Bu noktaya kadar United için "vay be, basmış Arsenal'e" denebilir. Ancak "Glazer etkisi" asıl bundan sonra başlıyor. Tablonun daha alt kısımlarında United ve Arsenal'i ayıran iki kalem var: Goodwill (şerefiye) ve Net Interest Payable (net faiz gideri). Şerefiye, Glazer'ların Manchester United'ı satın alırken bir anlamda onun marka itibarına ödemiş olduğu ek ücret. Tamamen yüzeysel ve fiktif bir örnek vermek gerekirse aslında United'ın ederi 100 lirayken bu arkadaşlar gidip 140 lira ödemişler mesela. Ancak aradaki bu farkı da muhasebe kuralları gereği her yıl kâr/zarar tablosunda gider olarak yansıtmak zorundalar. Bu rakam da geçtiğimiz sezon adına 35 m £'a denk geliyor. Yine de United'ın dengelerini alt üst eden kalem bu değil. Çünkü Glazerlar kulübü satın almak için o kadar büyük bir borca girdi ki öde öde bitmiyor! Aldıkları kredilerin faizleri tabloda görüldüğü üzere 107 m £'a ulaştı; ki kulübün şu anki kanayan yarası tam da bu, yani faiz giderleri...



Bahsettiğimiz son iki kalemin yadsınamaz etkisi sonucunda United'ın 101 m £'luk rekor kazancı (amortisman ve diğer gider kalemlerini de eklersek) 80 m £'luk dev bir vergi öncesi zarara dönüşüveriyor. Düşünün ki bu zararı telafi etmek adına bir tane daha Cristiano Ronaldo satmaları gerek! Öte yandan Arsenal'in 57 m ederindeki kazancı ise benzer giderler düşünce 44 m £'luk bir kâr doğuruyor.


Manchester United'ın malum gidişatının uzun vadede sürdürülebilir olmadığını söylemek zor değil. 2 sezon önce Ronaldo satıldı ve bu şekilde benzer bir zarardan kaçınılmış oldu. Ocak ayında da Rooney yüksek fiyata satıldı diyelim. Peki ya sonrası? Tablodaki durum birkaç yıl daha devam ederse United'ın bankada stokta duran parası borç ödemekten erimiş olacak. Kulübün bu derece büyük giderleri karşılamak için gelirlerini her yıl hızlıca büyütmek gibi bir zorunluluğu doğacak. Bu da her sezon ligde ve Şampiyonlar Ligi'nde olabildiğince başarılı olmayı gerektiriyor.

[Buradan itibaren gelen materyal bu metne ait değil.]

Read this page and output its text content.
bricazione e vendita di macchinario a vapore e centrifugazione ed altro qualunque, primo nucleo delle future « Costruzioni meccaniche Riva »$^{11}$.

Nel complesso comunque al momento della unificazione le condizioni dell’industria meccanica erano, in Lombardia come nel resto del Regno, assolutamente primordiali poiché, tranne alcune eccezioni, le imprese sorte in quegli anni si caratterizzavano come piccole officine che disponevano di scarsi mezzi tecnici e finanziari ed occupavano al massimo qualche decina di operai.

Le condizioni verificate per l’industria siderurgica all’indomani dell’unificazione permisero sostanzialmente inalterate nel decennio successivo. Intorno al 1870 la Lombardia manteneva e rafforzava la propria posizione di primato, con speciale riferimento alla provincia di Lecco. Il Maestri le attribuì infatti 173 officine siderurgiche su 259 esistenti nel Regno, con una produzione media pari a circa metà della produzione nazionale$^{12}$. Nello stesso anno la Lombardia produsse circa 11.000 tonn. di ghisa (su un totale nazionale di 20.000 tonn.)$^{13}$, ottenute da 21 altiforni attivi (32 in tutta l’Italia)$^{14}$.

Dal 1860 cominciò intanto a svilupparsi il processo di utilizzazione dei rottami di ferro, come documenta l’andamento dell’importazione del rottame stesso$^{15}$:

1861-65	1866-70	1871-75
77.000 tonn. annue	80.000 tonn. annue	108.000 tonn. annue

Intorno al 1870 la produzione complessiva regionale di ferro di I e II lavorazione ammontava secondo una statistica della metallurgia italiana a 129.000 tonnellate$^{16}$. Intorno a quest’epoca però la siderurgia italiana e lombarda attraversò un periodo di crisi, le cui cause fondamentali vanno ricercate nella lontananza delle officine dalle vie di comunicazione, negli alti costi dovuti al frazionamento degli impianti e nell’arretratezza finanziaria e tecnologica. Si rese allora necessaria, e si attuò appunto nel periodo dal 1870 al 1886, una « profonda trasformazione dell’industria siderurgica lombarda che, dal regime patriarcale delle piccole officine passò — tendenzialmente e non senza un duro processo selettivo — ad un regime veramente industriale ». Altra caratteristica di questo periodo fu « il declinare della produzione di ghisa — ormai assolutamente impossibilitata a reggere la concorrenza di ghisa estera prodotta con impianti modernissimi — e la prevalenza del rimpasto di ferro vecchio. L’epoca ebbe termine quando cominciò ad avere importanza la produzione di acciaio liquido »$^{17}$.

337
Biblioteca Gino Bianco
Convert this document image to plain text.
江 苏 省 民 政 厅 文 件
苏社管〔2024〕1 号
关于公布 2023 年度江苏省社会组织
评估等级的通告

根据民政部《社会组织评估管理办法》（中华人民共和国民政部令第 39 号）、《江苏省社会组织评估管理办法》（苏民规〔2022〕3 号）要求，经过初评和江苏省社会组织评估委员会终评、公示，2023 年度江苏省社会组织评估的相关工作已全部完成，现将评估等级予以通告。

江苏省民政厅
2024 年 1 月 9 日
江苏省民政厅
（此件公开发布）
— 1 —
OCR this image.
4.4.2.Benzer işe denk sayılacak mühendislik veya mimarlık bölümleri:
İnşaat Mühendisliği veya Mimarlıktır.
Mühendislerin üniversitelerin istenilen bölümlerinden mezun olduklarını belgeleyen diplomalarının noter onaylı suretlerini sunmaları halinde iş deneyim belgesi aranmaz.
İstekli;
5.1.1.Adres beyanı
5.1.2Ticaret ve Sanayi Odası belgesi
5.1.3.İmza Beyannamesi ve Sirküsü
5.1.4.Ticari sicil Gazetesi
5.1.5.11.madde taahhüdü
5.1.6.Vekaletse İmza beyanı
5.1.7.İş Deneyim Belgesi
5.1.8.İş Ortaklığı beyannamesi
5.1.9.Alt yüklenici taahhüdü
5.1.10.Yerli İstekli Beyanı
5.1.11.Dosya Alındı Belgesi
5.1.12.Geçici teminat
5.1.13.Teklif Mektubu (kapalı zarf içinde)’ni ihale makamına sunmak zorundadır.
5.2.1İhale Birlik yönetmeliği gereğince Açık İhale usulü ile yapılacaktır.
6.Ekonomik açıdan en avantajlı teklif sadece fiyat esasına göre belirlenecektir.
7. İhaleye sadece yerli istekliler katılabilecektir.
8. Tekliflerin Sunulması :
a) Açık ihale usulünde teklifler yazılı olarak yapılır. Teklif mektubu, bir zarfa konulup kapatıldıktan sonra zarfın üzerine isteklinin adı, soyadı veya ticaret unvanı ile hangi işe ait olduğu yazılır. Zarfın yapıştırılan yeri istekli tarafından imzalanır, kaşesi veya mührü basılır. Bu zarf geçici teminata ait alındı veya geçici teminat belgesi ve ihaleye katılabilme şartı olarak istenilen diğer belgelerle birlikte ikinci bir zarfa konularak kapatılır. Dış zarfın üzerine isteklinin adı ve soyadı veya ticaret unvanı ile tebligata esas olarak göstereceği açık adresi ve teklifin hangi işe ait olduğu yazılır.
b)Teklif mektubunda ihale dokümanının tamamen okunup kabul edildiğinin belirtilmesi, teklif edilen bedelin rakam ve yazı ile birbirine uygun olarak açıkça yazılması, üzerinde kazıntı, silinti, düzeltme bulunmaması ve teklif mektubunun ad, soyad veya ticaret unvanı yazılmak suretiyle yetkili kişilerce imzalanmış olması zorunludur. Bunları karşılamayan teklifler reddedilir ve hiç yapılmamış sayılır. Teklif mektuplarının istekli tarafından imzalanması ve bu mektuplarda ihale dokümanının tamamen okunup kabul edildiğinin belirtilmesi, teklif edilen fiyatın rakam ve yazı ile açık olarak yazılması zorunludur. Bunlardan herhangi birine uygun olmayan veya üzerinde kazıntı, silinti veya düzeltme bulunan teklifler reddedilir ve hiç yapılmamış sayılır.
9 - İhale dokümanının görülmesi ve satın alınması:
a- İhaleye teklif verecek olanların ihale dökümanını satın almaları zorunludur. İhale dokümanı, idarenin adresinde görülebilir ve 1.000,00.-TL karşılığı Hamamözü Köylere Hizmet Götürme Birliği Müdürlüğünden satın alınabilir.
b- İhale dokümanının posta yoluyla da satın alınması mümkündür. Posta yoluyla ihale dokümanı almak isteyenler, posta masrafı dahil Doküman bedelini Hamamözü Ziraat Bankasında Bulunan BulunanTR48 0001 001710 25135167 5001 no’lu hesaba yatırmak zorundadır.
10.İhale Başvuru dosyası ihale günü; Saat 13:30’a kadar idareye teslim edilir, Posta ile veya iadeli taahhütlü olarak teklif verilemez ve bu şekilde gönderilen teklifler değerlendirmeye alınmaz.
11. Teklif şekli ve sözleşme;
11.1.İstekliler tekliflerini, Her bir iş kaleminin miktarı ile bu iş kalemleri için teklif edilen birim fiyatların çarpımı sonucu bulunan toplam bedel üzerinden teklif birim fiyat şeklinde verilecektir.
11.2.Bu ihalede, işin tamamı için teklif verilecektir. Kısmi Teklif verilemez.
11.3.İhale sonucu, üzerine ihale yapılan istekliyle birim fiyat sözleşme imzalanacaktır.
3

Keza aksi bir durum, para musluklarının kesilmesi veya hızının azalması demek. 


Bunun haricinde mesela Arsenal'in biraz daha pişirip iyi fiyata satabileceği Wilshere, Ramsey, Carlos Vela, Diaby, Denilson ve Song gibi gençlerinin yanında son derece dinamik bir altyapısı var. Tabii bir ayağı Nou Camp'ta olan Fabregas'ı da unutmamak gerek. Peki Manchester cephesinde benzer bir durumu görebiliyor muyuz? Rooney'yi bir kenara koyarsak Javier Hernandez ve belki Gibson haricinde Arsenal'deki gibi bir potansiyel göze çarpmıyor çünkü United'ın altyapı sistemi de eskiye nazaran paslanmış vaziyette. Böylece elindekini nakde çevirip yenisini yetiştirme olanağı da neredeyse sıfır. Başka bir deyişle, oyuncu satıp para kazanırken aynı zamanda başarı çizgisini korumak United adına şu an için pek mümkün görünmüyor.


Özetle Manchester United'ın işi zordan da öte. Liverpool gibi fırtınali bir döneme girerler mi bilemeyiz ama Amerikalılar'ı biraz tanıyorsak, girdikleri işten bu derece büyük bir zararı kapatmadan çıkmayacaklarını söyleyebiliriz.